Pierwsza taka Gwiazda Betlejemska od 800 lat! Pojawi się w najdłuższą noc roku
Podczas najdłuższej nocy w roku, po raz pierwszy od 800 lat na niebie będzie można zobaczyć Gwiazdę Betlejemską, podobną do tej z przełomu er. Odpowiada za to wyjątkową koniunkcja Jowisza i Saturna.
W noc przesilenia zimowego będzie miało miejsce najbliższe od 800 lat spotkanie Jowisza i Saturna. Na nocnym niebie będzie widoczna koniunkcji tych planet. Dwie największe planety zbliżą się do siebie 21 grudnia. Z ziemskiej perspektywy będą wyglądać, jakby dzieliła je cienka linia. Efektem tego będzie świetlisty punkt, który pojawi się na niebie. Ze względu na termin bliski Bożego Narodzenia, zjawisko to określa się mianem Gwiazdy Betlejemskiej. Ostatni raz podobne zdarzenie miało miejsce w czasach średniowiecza, w 1226 roku.

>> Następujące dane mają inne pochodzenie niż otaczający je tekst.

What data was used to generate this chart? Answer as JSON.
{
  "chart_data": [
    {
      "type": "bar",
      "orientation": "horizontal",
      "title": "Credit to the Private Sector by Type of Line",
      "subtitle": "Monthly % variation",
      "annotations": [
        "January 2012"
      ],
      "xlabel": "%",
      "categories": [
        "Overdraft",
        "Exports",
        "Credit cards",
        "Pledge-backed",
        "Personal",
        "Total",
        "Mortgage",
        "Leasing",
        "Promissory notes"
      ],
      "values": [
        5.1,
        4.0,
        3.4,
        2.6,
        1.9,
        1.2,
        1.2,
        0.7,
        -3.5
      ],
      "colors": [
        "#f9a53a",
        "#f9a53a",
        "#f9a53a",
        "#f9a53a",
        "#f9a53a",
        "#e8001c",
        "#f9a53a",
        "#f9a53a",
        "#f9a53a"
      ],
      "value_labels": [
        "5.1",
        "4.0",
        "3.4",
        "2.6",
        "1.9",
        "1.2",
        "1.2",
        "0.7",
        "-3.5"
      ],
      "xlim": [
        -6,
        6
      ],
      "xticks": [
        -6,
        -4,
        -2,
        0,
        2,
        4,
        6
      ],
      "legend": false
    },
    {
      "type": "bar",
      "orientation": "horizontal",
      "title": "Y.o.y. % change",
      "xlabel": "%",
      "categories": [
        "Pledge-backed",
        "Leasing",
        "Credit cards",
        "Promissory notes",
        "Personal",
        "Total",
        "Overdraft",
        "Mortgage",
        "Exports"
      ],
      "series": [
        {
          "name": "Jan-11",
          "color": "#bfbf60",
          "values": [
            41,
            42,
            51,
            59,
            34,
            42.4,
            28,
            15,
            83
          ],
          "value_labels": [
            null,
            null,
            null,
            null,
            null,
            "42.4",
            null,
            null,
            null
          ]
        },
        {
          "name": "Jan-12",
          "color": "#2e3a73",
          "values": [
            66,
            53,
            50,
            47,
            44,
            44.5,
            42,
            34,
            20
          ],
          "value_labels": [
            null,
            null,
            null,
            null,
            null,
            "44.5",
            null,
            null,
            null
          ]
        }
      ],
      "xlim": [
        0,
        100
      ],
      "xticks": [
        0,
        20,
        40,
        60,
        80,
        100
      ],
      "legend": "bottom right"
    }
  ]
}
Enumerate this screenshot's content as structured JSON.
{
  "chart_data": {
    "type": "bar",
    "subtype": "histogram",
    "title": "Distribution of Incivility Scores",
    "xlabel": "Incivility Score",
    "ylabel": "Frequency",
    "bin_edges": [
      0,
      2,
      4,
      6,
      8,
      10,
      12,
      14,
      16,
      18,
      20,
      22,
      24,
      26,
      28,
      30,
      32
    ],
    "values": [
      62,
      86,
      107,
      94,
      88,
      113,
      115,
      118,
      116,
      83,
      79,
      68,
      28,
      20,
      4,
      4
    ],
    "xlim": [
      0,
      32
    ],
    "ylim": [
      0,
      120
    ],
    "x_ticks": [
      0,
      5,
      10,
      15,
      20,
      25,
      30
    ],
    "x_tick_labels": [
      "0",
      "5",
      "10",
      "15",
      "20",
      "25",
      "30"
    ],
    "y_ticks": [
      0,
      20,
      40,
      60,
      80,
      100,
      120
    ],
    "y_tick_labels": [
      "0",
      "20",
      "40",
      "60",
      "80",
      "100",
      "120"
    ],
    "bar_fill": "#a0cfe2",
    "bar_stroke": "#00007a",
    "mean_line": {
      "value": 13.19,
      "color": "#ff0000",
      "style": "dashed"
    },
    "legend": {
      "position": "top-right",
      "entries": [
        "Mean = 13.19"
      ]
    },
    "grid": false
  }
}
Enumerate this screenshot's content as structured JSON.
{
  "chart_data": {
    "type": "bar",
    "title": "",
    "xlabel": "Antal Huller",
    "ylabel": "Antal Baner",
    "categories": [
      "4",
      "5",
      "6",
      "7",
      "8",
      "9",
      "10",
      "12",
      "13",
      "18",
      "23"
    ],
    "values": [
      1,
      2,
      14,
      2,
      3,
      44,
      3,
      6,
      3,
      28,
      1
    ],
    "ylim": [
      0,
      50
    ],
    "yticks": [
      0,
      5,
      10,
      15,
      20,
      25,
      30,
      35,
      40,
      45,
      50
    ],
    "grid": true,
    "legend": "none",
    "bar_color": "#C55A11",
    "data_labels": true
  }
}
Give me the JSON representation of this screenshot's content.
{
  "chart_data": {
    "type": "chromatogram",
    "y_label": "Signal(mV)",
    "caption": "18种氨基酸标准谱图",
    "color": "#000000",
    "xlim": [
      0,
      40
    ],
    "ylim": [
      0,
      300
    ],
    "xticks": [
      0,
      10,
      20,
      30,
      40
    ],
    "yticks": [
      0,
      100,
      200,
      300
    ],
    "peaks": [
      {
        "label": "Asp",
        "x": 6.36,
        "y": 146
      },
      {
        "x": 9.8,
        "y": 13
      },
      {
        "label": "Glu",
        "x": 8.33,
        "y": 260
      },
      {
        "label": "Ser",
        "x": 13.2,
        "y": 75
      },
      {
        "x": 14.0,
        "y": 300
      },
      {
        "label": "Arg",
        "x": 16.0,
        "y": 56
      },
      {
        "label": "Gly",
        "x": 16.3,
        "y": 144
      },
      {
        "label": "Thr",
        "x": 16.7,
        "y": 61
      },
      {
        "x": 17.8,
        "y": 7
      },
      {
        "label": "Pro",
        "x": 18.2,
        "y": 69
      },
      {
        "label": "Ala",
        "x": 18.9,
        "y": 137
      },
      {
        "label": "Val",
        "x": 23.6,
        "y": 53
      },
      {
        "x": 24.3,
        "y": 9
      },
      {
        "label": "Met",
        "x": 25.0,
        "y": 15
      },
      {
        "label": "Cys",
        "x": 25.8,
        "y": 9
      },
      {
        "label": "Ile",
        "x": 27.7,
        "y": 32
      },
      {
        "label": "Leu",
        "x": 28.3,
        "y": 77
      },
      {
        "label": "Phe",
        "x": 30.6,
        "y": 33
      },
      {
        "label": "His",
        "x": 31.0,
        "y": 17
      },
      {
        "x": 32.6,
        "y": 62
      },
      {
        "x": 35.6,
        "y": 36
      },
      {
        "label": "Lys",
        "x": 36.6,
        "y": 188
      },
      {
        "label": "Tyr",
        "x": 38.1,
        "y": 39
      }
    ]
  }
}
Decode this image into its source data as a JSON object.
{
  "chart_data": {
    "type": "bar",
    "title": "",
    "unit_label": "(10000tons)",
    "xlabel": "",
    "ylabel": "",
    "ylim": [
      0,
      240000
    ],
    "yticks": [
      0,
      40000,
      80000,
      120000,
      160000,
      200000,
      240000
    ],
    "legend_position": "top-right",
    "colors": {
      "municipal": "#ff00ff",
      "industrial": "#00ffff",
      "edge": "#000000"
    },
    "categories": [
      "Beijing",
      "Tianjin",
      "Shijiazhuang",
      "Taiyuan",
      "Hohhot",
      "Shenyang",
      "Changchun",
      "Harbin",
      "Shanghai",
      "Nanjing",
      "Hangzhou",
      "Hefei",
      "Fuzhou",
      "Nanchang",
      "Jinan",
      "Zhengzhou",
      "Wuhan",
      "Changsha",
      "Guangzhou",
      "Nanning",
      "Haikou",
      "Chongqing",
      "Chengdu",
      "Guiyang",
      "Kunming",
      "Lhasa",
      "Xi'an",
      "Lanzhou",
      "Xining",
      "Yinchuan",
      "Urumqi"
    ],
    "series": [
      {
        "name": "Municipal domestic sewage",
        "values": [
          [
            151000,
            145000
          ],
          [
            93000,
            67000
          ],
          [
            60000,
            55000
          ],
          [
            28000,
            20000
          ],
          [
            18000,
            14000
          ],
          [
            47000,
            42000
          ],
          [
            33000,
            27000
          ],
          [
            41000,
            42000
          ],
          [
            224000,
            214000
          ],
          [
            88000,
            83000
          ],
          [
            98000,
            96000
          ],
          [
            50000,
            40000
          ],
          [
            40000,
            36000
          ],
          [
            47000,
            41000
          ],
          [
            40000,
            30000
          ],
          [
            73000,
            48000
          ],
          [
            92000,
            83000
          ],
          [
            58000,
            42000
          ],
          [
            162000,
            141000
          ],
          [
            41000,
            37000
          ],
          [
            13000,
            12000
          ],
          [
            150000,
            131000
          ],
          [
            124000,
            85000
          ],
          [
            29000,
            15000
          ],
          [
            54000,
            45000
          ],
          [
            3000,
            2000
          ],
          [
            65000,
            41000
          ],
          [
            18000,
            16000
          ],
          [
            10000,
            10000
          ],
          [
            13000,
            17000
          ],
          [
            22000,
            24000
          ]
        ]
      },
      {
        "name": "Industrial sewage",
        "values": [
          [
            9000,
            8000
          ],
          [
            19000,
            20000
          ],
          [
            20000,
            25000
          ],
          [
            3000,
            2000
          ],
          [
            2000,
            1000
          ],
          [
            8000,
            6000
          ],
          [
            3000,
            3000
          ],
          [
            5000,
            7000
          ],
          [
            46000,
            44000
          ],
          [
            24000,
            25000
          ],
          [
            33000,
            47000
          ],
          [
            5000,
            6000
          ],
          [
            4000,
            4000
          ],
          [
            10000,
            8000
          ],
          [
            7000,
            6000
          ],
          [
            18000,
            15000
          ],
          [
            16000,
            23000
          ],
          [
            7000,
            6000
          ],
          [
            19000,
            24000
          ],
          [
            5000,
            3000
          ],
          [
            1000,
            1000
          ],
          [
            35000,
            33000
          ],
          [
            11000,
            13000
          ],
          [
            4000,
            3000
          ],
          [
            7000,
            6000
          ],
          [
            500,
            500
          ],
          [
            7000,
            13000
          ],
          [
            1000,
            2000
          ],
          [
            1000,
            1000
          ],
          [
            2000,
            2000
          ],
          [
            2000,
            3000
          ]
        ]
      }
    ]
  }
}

W ciągu kolejnych tygodni obie planety będą się do siebie zbliżać, aż na nocnym niebie będą oddalone o zaledwie jedną dziesiątą stopnia, zapowiada amerykańska agencja NASA. Dla oka ludzkiego ta odległość będzie odbierana jak grubość monety.
Najwspanialsza z wielkich koniunkcji
Koniunkcje Jowisza i Saturna występują co 20 lat, wydarzenie to nazywane jest „wielką koniunkcją”. W tym roku obie planety spotkają się w grudniu i będą najbliżej siebie od setek lat. Astronomowie i obserwatorzy nieba będą mogli zobaczyć dwie olbrzymie globy i ich księżyce tuż obok siebie, używając do tego prostego teleskopu lub lornetki.
Choć Jowisz i Saturn będą oddalone od siebie o ponad 600 mln km, utworzą widoczny z Ziemi świetlisty punkt na nocnym niebie. Koniunkcja tych planet jest jednym z naukowych wyjaśnień Biblijnych opisów, o wyjątkowo jasnej gwieździe, która towarzyszyła narodzinom Chrystusa.
Kolejna taka koniunkcja za 60 lat
– Kolejna okazja, aby zobaczyć Jowisza i Saturna tak blisko siebie, zdarzy się w 2080 r., czyli za 60 lat – zapowiada Amy C Oliver, rzeczniczka Centrum Astrofizyki Harvard-Smithsonian, w rozmowie z New York Timesem.
Oznacza to, że choć tym razem czas oczekiwania będzie krótszy niż ostatnio, to dla większości dorosłych ludzi jest to jedyna okazja w życiu, by zobaczyć takie zjawisko.